On-track restaurant tables that take reservations are nearly sold out for Travers Day, but you can still snag a spot for another day of the meet, including Sunday, when Rachel Alexandra runs in the Personal Ensign Stakes.
“We’re practically sold out,” said the aptly named Stephen Travers, food, beverage and group sales director for the New York Racing Association.
On-track restaurants are also nearly booked today and Friday in the run-up to the 141st Travers Stakes.
About 35 seats are still available in the upper Carousel Restaurant, Travers said. The cost is $55 per person and includes the lunch buffet, clubhouse admission, program, tax and gratuity.
About 35 seats in the luxury suites also are available. They include a hot buffet and open bar.
The reservation phone number for all restaurants is 1-888-516-NYRA (6972).

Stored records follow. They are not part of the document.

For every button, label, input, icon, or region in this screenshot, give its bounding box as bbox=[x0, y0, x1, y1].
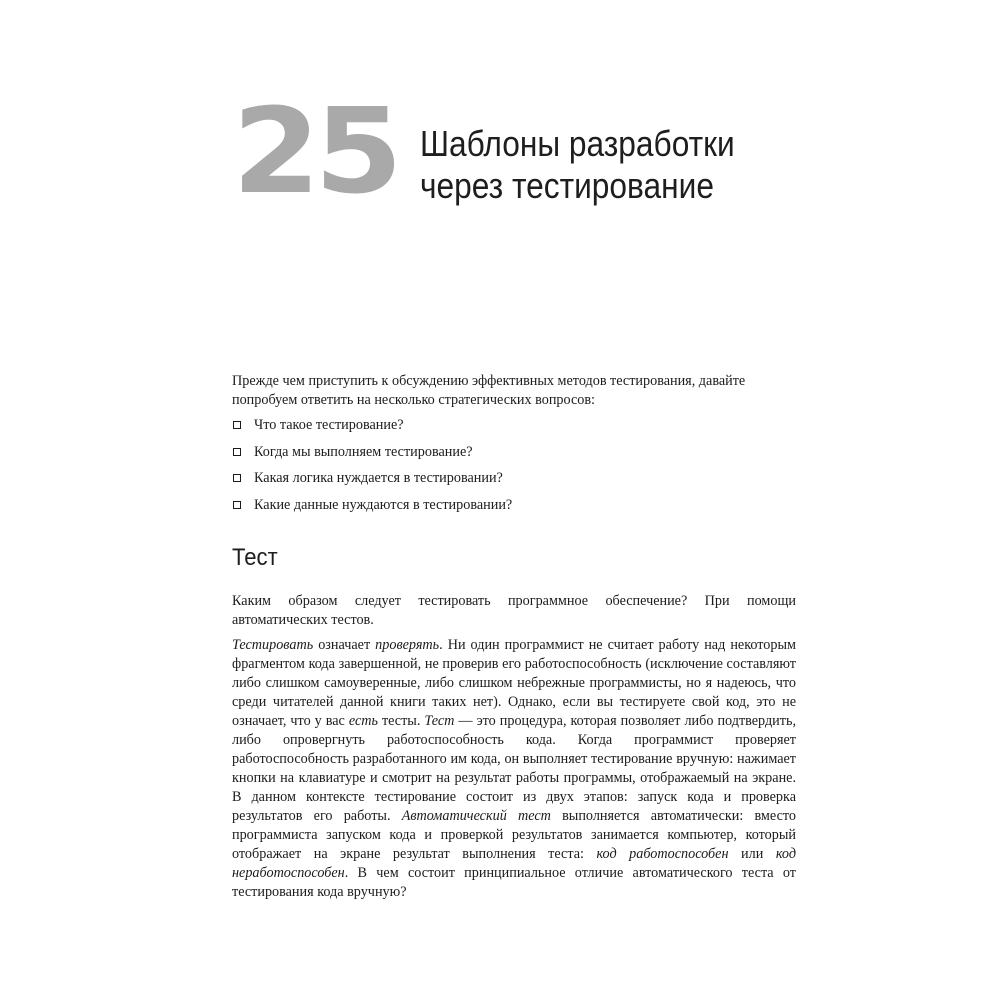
list-item bbox=[232, 496, 796, 523]
chapter-title bbox=[420, 123, 735, 207]
italic-term: есть bbox=[348, 713, 378, 729]
italic-term: Автоматический тест bbox=[401, 808, 551, 824]
section-paragraph-2 bbox=[232, 636, 796, 902]
checkbox-bullet-icon bbox=[233, 448, 241, 456]
text-run: означает bbox=[313, 637, 376, 653]
text-run: — это процедура, которая позволяет либо подтвердить, либо опровергнуть работоспособность кода. Когда программист проверяет работоспособность разработанного им кода, он выполняет тестирование вручную: нажимает кнопки на клавиатуре и смотрит на результат работы программы, отображаемый на экране. В данном контексте тестирование состоит из двух этапов: запуск кода и проверка результатов его работы. bbox=[232, 713, 796, 824]
question-list bbox=[232, 416, 796, 522]
italic-term: Тестировать bbox=[232, 637, 314, 653]
section-paragraph-1: Каким образом следует тестировать программное обеспечение? При помощи автоматических тестов. bbox=[232, 593, 796, 628]
text-run: или bbox=[728, 846, 776, 862]
checkbox-bullet-icon bbox=[233, 474, 241, 482]
text-run: . Ни один программист не считает работу над некоторым фрагментом кода завершенной, не проверив его работоспособность (исключение составляют либо слишком самоуверенные, либо слишком небрежные программисты, но я надеюсь, что среди читателей данной книги таких нет). Однако, если вы тестируете свой код, это не означает, что у вас bbox=[232, 637, 797, 729]
checkbox-bullet-icon bbox=[233, 421, 241, 429]
list-item bbox=[232, 443, 796, 470]
list-item bbox=[232, 469, 796, 496]
chapter-title-line-2: через тестирование bbox=[420, 165, 714, 206]
text-run: . В чем состоит принципиальное отличие автоматического теста от тестирования кода вручную? bbox=[232, 865, 796, 900]
intro-paragraph: Прежде чем приступить к обсуждению эффективных методов тестирования, давайте попробуем ответить на несколько стратегических вопросов: bbox=[232, 373, 746, 408]
chapter-title-line-1: Шаблоны разработки bbox=[420, 123, 735, 164]
italic-term: код неработоспособен bbox=[232, 846, 796, 881]
checkbox-bullet-icon bbox=[233, 501, 241, 509]
chapter-number: 25 bbox=[232, 82, 397, 220]
list-item bbox=[232, 416, 796, 443]
page-content bbox=[232, 372, 796, 908]
list-item-text: Что такое тестирование? bbox=[254, 417, 404, 433]
italic-term: проверять bbox=[375, 637, 440, 653]
list-item-text: Когда мы выполняем тестирование? bbox=[254, 443, 473, 460]
list-item-text: Какая логика нуждается в тестировании? bbox=[254, 470, 503, 486]
list-item-text: Какие данные нуждаются в тестировании? bbox=[254, 496, 513, 513]
italic-term: Тест bbox=[424, 713, 455, 729]
section-heading: Тест bbox=[232, 544, 278, 571]
text-run: выполняется автоматически: вместо программиста запуском кода и проверкой результатов занимается компьютер, который отображает на экране результат выполнения теста: bbox=[232, 808, 796, 862]
text-run: тесты. bbox=[377, 713, 425, 729]
italic-term: код работоспособен bbox=[596, 846, 729, 862]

Also, Saratoga Bridges still has tables open for its annual fundraiser, Travers Day at the Races. The lunch starts around 11 a.m. at the Carousel Restaurant and the organization has “a few tickets left,” said spokeswoman Pamela Polacsek.
Tickets are $125 per person and include a racing program, clubhouse admission, one cocktail, the buffet and reserved seating. Adirondack Trust Co. President Charles Wait will be the banquet’s special guest. For tickets, call 587-0723, ext. 1242, or visit www.saratogabridges.org.

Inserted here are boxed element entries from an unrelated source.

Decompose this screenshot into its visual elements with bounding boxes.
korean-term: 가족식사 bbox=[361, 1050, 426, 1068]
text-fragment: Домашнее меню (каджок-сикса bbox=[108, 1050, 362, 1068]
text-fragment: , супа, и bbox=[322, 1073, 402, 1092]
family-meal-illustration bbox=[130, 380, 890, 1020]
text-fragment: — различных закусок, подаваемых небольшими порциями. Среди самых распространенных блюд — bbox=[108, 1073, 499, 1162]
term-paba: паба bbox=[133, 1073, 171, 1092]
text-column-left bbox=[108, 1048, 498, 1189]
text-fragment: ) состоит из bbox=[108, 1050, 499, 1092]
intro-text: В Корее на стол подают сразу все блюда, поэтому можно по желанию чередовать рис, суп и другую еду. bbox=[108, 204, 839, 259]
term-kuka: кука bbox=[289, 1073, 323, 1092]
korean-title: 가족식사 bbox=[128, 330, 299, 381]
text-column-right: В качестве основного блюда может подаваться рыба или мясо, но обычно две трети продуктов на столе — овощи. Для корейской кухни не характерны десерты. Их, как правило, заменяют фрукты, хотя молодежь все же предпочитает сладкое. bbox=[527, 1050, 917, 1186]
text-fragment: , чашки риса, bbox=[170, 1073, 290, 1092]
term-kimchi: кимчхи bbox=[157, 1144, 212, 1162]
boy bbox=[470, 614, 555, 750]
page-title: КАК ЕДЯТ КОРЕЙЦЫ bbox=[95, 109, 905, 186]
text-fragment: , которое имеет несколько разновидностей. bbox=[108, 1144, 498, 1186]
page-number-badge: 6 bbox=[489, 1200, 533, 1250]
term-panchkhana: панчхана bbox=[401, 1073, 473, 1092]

Breakfast is another option for diners who are also early birds. It starts at 7 a.m. with a buffet that costs $14.95 for adults and $7.95 for children ages 3 to 12. A $10 clubhouse admission fee also applies.
Many other dining options besides the sit-down restaurants are available the day of the Mid-Summer Derby, including the various bars on track, the new Shake Shack and Blue Smoke and Restaurant Row, as well as various other food vendors.
And speaking of bars, the ones that offer liquor will serve up a special Travers cocktail on request. The $12 drink includes Grey Goose vodka and orange juice.
One bonus this year; if you do get a table on Travers Day or any other day during the meet, tipping before you even sit down is no longer accepted as it was before, when diners would tip maitre d’s and captains just to get a table.
The New York Racing Association did away with those positions, replacing them with hosts and seaters who are not tipped, Travers said.
“It means that you open the tables to more people, which is a good thing,” he said.
On the remaining days of the racing meet, here’s the rundown if you want to get a table at one of the on-track restaurants.
The Turf Terrace, Club Terrace and The Porch all have seating charges per person and a minimum order of $15. Entree prices range from $17 to $29. See details at www.nyra.com.
Walk-ups are accepted at any of the restaurants that don’t have buffets, like the Turf Terrace, Club Terrace and The Porch. Sometimes people who have reservations don’t show up, and on slow days there’s likely to be openings as well.
“There’s always a chance you can get a table,” Travers said.
The At the Rail Pavilion and Carousel Restaurant accept groups of various sizes at their buffets.
Travers said there are still many restaurant tables available Sunday, when NYRA officials expect a big crowd to see Horse of the Year Rachel Alexandra race in the Personal Ensign. But trackgoers are probably not thinking much further ahead than the Travers Stakes right now.
“We’ll have lots of phone calls on Sunday morning saying, ‘Can I have a table?’ ” Travers said.